Queste le proposte emerse:
1) Istituire un fondo ristori per gli allevatori della razza suina casertana iscritti al Libro Genealogico (spese per ulteriori interventi di adeguamento strutturale biosicurezza, finalizzati a prevenire i rischi di contagio connessi alla diffusione della PSA da parte della fauna selvatica, maggior costi per mantenimento, mancato reddito, etc);
2) Istituire fondo per permettere la crioconservazione del seme e (con il tempo necessario) di oociti ed embrioni.
3) Non far perdere agli allevatori eventuali contributi per allevamento estensivo e biologico.
Situazione critica anche sul fronte contenimento dell’aumento numerico della popolazione regionale dei cinghiali.
Da tempo il Centro MoGae (Centro Regionale per il Monitoraggio e la gestione dell’AgroEcosistema della Campania) propone all’assessore Caputo un piano articolato che metta fine a questa emergenza.
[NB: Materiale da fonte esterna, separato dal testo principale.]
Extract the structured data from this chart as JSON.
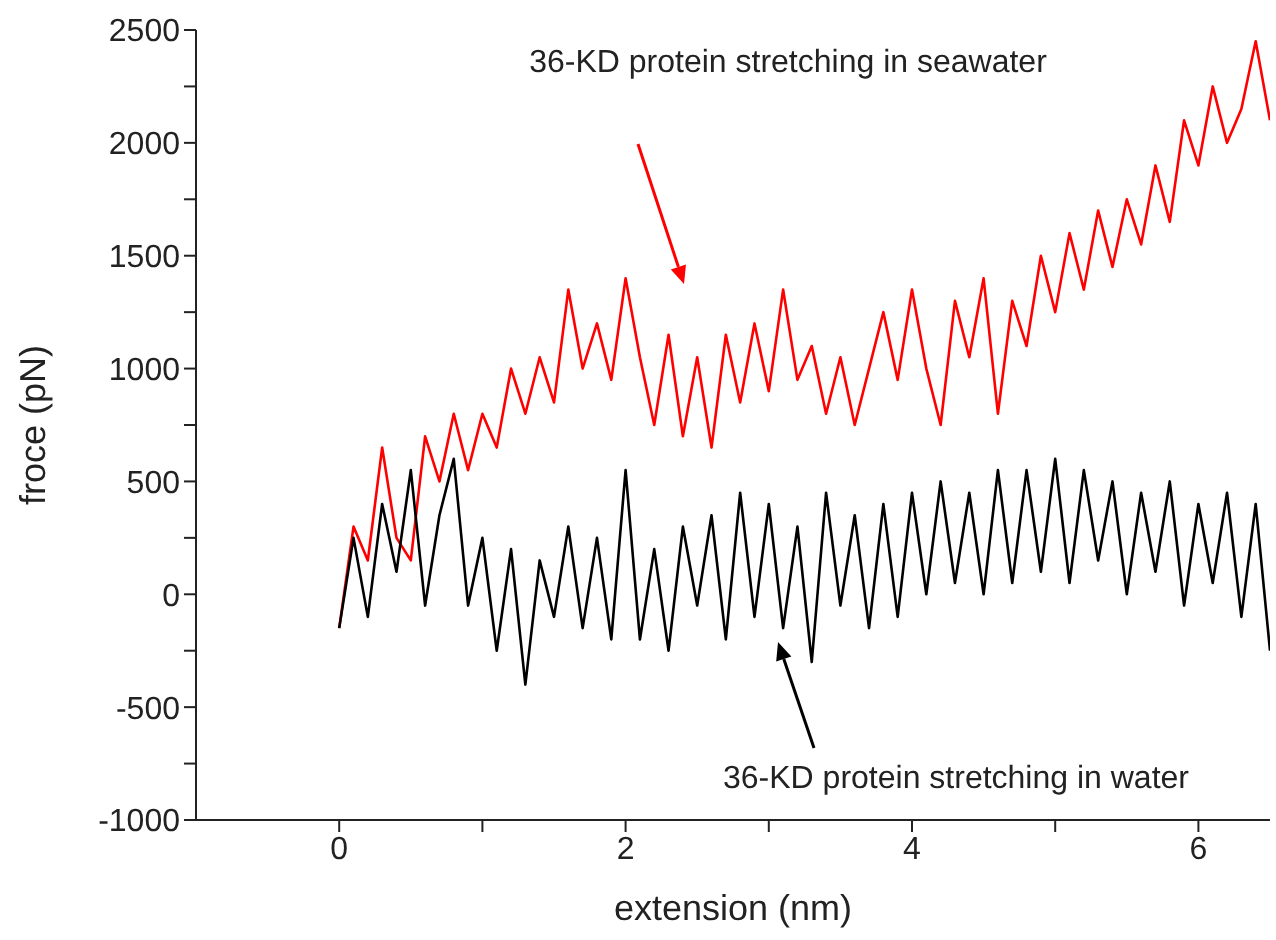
{
  "chart_data": {
    "type": "line",
    "xlabel": "extension (nm)",
    "ylabel": "froce (pN)",
    "x": [
      0.0,
      0.1,
      0.2,
      0.3,
      0.4,
      0.5,
      0.6,
      0.7,
      0.8,
      0.9,
      1.0,
      1.1,
      1.2,
      1.3,
      1.4,
      1.5,
      1.6,
      1.7,
      1.8,
      1.9,
      2.0,
      2.1,
      2.2,
      2.3,
      2.4,
      2.5,
      2.6,
      2.7,
      2.8,
      2.9,
      3.0,
      3.1,
      3.2,
      3.3,
      3.4,
      3.5,
      3.6,
      3.7,
      3.8,
      3.9,
      4.0,
      4.1,
      4.2,
      4.3,
      4.4,
      4.5,
      4.6,
      4.7,
      4.8,
      4.9,
      5.0,
      5.1,
      5.2,
      5.3,
      5.4,
      5.5,
      5.6,
      5.7,
      5.8,
      5.9,
      6.0,
      6.1,
      6.2,
      6.3,
      6.4,
      6.5
    ],
    "series": [
      {
        "color": "#ff0000",
        "values": [
          -150,
          300,
          150,
          650,
          250,
          150,
          700,
          500,
          800,
          550,
          800,
          650,
          1000,
          800,
          1050,
          850,
          1350,
          1000,
          1200,
          950,
          1400,
          1050,
          750,
          1150,
          700,
          1050,
          650,
          1150,
          850,
          1200,
          900,
          1350,
          950,
          1100,
          800,
          1050,
          750,
          1000,
          1250,
          950,
          1350,
          1000,
          750,
          1300,
          1050,
          1400,
          800,
          1300,
          1100,
          1500,
          1250,
          1600,
          1350,
          1700,
          1450,
          1750,
          1550,
          1900,
          1650,
          2100,
          1900,
          2250,
          2000,
          2150,
          2450,
          2100
        ]
      },
      {
        "color": "#000000",
        "values": [
          -150,
          250,
          -100,
          400,
          100,
          550,
          -50,
          350,
          600,
          -50,
          250,
          -250,
          200,
          -400,
          150,
          -100,
          300,
          -150,
          250,
          -200,
          550,
          -200,
          200,
          -250,
          300,
          -50,
          350,
          -200,
          450,
          -100,
          400,
          -150,
          300,
          -300,
          450,
          -50,
          350,
          -150,
          400,
          -100,
          450,
          0,
          500,
          50,
          450,
          0,
          550,
          50,
          550,
          100,
          600,
          50,
          550,
          150,
          500,
          0,
          450,
          100,
          500,
          -50,
          400,
          50,
          450,
          -100,
          400,
          -250
        ]
      }
    ],
    "annotations": [
      "36-KD protein stretching in seawater",
      "36-KD protein stretching in water"
    ],
    "xlim": [
      -1,
      6.5
    ],
    "xticks": [
      0,
      {
        "value": 1,
        "label": null
      },
      2,
      {
        "value": 3,
        "label": null
      },
      4,
      {
        "value": 5,
        "label": null
      },
      6
    ],
    "ylim": [
      -1000,
      2500
    ],
    "yticks": [
      -1000,
      {
        "value": -750,
        "label": null
      },
      -500,
      {
        "value": -250,
        "label": null
      },
      0,
      {
        "value": 250,
        "label": null
      },
      500,
      {
        "value": 750,
        "label": null
      },
      1000,
      {
        "value": 1250,
        "label": null
      },
      1500,
      {
        "value": 1750,
        "label": null
      },
      2000,
      {
        "value": 2250,
        "label": null
      },
      2500
    ],
    "grid": false,
    "legend": false,
    "marker": "none",
    "line_style": "solid"
  }
}
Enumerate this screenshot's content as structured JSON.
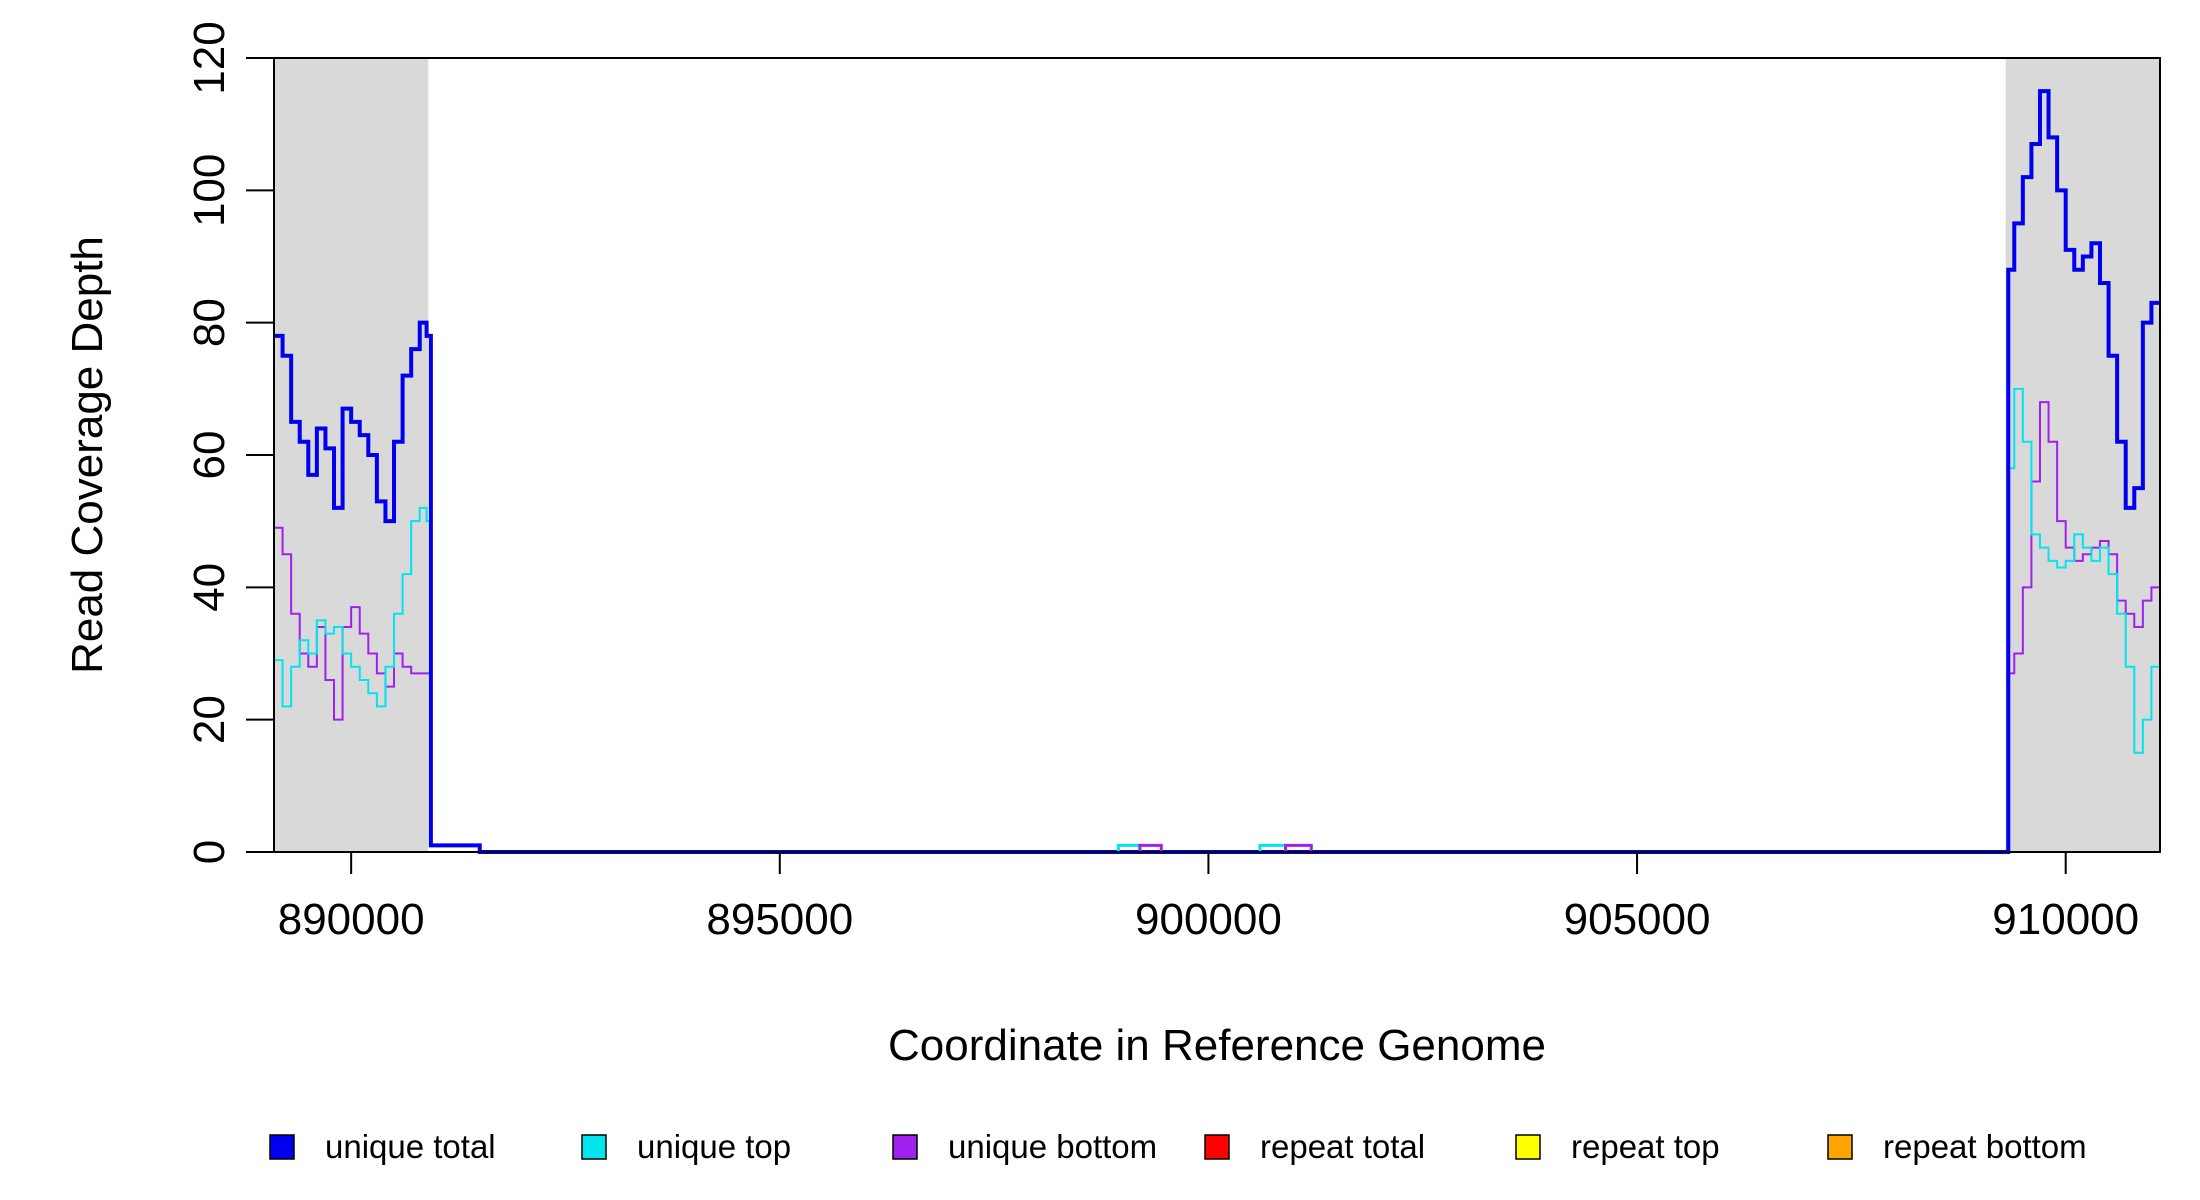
{
  "chart_data": {
    "type": "line",
    "xlabel": "Coordinate in Reference Genome",
    "ylabel": "Read Coverage Depth",
    "xlim": [
      889100,
      911100
    ],
    "ylim": [
      0,
      120
    ],
    "x_ticks": [
      890000,
      895000,
      900000,
      905000,
      910000
    ],
    "x_tick_labels": [
      "890000",
      "895000",
      "900000",
      "905000",
      "910000"
    ],
    "y_ticks": [
      0,
      20,
      40,
      60,
      80,
      100,
      120
    ],
    "y_tick_labels": [
      "0",
      "20",
      "40",
      "60",
      "80",
      "100",
      "120"
    ],
    "grid": false,
    "legend_position": "bottom",
    "shaded_regions": [
      {
        "x_start": 889100,
        "x_end": 890900,
        "color": "#d9d9d9"
      },
      {
        "x_start": 909300,
        "x_end": 911100,
        "color": "#d9d9d9"
      }
    ],
    "series": [
      {
        "name": "unique total",
        "color": "#0000ee",
        "width": 4,
        "x": [
          889100,
          889200,
          889300,
          889400,
          889500,
          889600,
          889700,
          889800,
          889900,
          890000,
          890100,
          890200,
          890300,
          890400,
          890500,
          890600,
          890700,
          890800,
          890880,
          890930,
          891200,
          891500,
          909300,
          909330,
          909400,
          909500,
          909600,
          909700,
          909800,
          909900,
          910000,
          910100,
          910200,
          910300,
          910400,
          910500,
          910600,
          910700,
          910800,
          910900,
          911000,
          911100
        ],
        "values": [
          78,
          75,
          65,
          62,
          57,
          64,
          61,
          52,
          67,
          65,
          63,
          60,
          53,
          50,
          62,
          72,
          76,
          80,
          78,
          1,
          1,
          0,
          0,
          88,
          95,
          102,
          107,
          115,
          108,
          100,
          91,
          88,
          90,
          92,
          86,
          75,
          62,
          52,
          55,
          80,
          83,
          83
        ]
      },
      {
        "name": "unique top",
        "color": "#00e5ee",
        "width": 2,
        "x": [
          889100,
          889200,
          889300,
          889400,
          889500,
          889600,
          889700,
          889800,
          889900,
          890000,
          890100,
          890200,
          890300,
          890400,
          890500,
          890600,
          890700,
          890800,
          890880,
          890930,
          891200,
          891500,
          909300,
          909330,
          909400,
          909500,
          909600,
          909700,
          909800,
          909900,
          910000,
          910100,
          910200,
          910300,
          910400,
          910500,
          910600,
          910700,
          910800,
          910900,
          911000,
          911100
        ],
        "values": [
          29,
          22,
          28,
          32,
          30,
          35,
          33,
          34,
          30,
          28,
          26,
          24,
          22,
          28,
          36,
          42,
          50,
          52,
          50,
          1,
          1,
          0,
          0,
          58,
          70,
          62,
          48,
          46,
          44,
          43,
          44,
          48,
          46,
          44,
          46,
          42,
          36,
          28,
          15,
          20,
          28,
          33
        ]
      },
      {
        "name": "unique bottom",
        "color": "#a020f0",
        "width": 2,
        "x": [
          889100,
          889200,
          889300,
          889400,
          889500,
          889600,
          889700,
          889800,
          889900,
          890000,
          890100,
          890200,
          890300,
          890400,
          890500,
          890600,
          890700,
          890800,
          890880,
          890930,
          891200,
          891500,
          909300,
          909330,
          909400,
          909500,
          909600,
          909700,
          909800,
          909900,
          910000,
          910100,
          910200,
          910300,
          910400,
          910500,
          910600,
          910700,
          910800,
          910900,
          911000,
          911100
        ],
        "values": [
          49,
          45,
          36,
          30,
          28,
          34,
          26,
          20,
          34,
          37,
          33,
          30,
          27,
          25,
          30,
          28,
          27,
          27,
          27,
          1,
          1,
          0,
          0,
          27,
          30,
          40,
          56,
          68,
          62,
          50,
          46,
          44,
          45,
          46,
          47,
          45,
          38,
          36,
          34,
          38,
          40,
          40
        ]
      },
      {
        "name": "repeat total",
        "color": "#ff0000",
        "width": 2,
        "x": [
          889100,
          911100
        ],
        "values": [
          0,
          0
        ]
      },
      {
        "name": "repeat top",
        "color": "#ffff00",
        "width": 2,
        "x": [
          889100,
          911100
        ],
        "values": [
          0,
          0
        ]
      },
      {
        "name": "repeat bottom",
        "color": "#ffa500",
        "width": 2,
        "x": [
          889100,
          911100
        ],
        "values": [
          0,
          0
        ]
      }
    ],
    "small_blips": [
      {
        "x_start": 898950,
        "x_end": 899450,
        "value": 1,
        "colors": [
          "#00e5ee",
          "#a020f0"
        ]
      },
      {
        "x_start": 900600,
        "x_end": 901200,
        "value": 1,
        "colors": [
          "#00e5ee",
          "#a020f0"
        ]
      }
    ]
  }
}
Il Piano si articola sostanzialmente in quattro punti:
1) Contenimento zootecnico. Autorizzazione gabbie fisse e mobili ad esempio per prelievo cinghiali subadulti da indirizzare ad allevamento (filiera carni regionale regolamentata e coordinata);
2) Sterilizzazioni selettive, partendo dai maschi e successivo rilascio in ambienti specifici.
3) Utilizzo di selecontrollori autorizzati e non una proposta unica di caccia aperta per dodici mesi l’anno, soprattutto nelle aree protette, parchi e centri urbani.
4) Accelerazione dei pagamenti per danni reali ed accertati. Controllo sulle eventuali truffe e i soldi risparmiati passati alla gestione, ad esempio, dei parchi regionali.
“Questa è una soluzione che può scontentare un po’ tutti. Non esiste una soluzione perfetta, ma è una scelta risolutiva” hanno dichiarato i professori Vincenzo Peretti e Luigi Esposito quest’ultimo responsabile del Centro MoGAE Campania.